You can see 2205690 of “meaningful lines” that combine HTML + other languages that you can see above. I can’t substract here to just get the HTML lines because the number above take into account files with a different extension than HTML, though many of them do include other languages, specially JavaScript.

But the LayoutTests do not include only pure WebKit tests. There are some imported ones so it might be interesting to run the same procedure under LayoutTests/imported to see which ones are imported and not written directly into the WebKit project. I emphasize that because they can be written by WebKit developers in other repositories and actually I can present myself and Youenn Fablet as an example as we wrote tests some tests that were finally moved into the specification and included back later when imported. So again, sloccount LayoutTests/imported:

python: 84803 (59.99%)
javascript: 51794 (36.64%)
ansic: 3661 (2.59%)
php: 575 (0.41%)
xml: 250 (0.18%)
sh: 199 (0.14%)
perl: 86 (0.06%)

The same procedure to count HTML + other stuff lines inside that directory gives a number of 295490:

$ find LayoutTests/imported/ -name ".html" -print0 | xargs -0 cat | strings | grep -Pv "^[[:space:]]$" | wc -l
295490

There are also some other tests that we can talk about, for example the JSTests.
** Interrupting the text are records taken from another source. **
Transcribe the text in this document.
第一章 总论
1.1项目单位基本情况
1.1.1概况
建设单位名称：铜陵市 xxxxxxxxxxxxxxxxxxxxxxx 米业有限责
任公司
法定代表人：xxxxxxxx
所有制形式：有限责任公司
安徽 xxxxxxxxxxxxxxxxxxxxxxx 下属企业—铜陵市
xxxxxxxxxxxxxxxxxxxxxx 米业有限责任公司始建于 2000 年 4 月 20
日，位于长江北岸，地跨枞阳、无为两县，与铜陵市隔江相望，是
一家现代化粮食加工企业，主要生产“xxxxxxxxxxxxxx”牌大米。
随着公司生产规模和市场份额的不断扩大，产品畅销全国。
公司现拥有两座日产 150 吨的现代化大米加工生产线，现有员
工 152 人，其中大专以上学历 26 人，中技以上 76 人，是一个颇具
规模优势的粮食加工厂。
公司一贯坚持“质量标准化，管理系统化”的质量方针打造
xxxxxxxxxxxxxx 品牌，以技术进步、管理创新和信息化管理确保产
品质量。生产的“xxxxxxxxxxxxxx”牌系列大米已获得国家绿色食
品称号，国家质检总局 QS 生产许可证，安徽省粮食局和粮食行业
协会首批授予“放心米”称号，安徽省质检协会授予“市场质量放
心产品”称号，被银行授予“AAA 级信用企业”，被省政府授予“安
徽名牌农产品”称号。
I’ll mention already the numbers summed up regarding languages and the manual HTML code (if you made it here, you know the drill already):

javascript: 1713200 (98.64%)
xml: 20665 (1.19%)
perl: 2449 (0.14%)
python: 421 (0.02%)
ruby: 56 (0.00%)
sh: 38 (0.00%)
HTML+stuff: 997

ManualTests:

javascript: 297 (41.02%)
ansic: 187 (25.83%)
java: 118 (16.30%)
xml: 103 (14.23%)
php: 10 (1.38%)
perl: 9 (1.24%)
HTML+stuff: 16026

PerformanceTests:

javascript: 950916 (83.12%)
cpp: 147194 (12.87%)
ansic: 38540 (3.37%)
asm: 5466 (0.48%)
sh: 872 (0.08%)
ruby: 419 (0.04%)
perl: 348 (0.03%)
python: 325 (0.03%)
xml: 5 (0.00%)
HTML+stuff: 238002

TestsWebKitAPI:

cpp: 44753 (99.45%)
ansic: 163 (0.36%)
objc: 76 (0.17%)
xml: 7 (0.02%)
javascript: 1 (0.00%)
HTML+stuff: 3887

And this is all. Remember that these are just some rough statistics, not a “scientific” paper.

Update:

In her expert opinion, in the WebKit project we are devoting around 50% of the total LOC to testing, which makes it a software engineering “textbook” project regarding testing and I think we can be proud of it!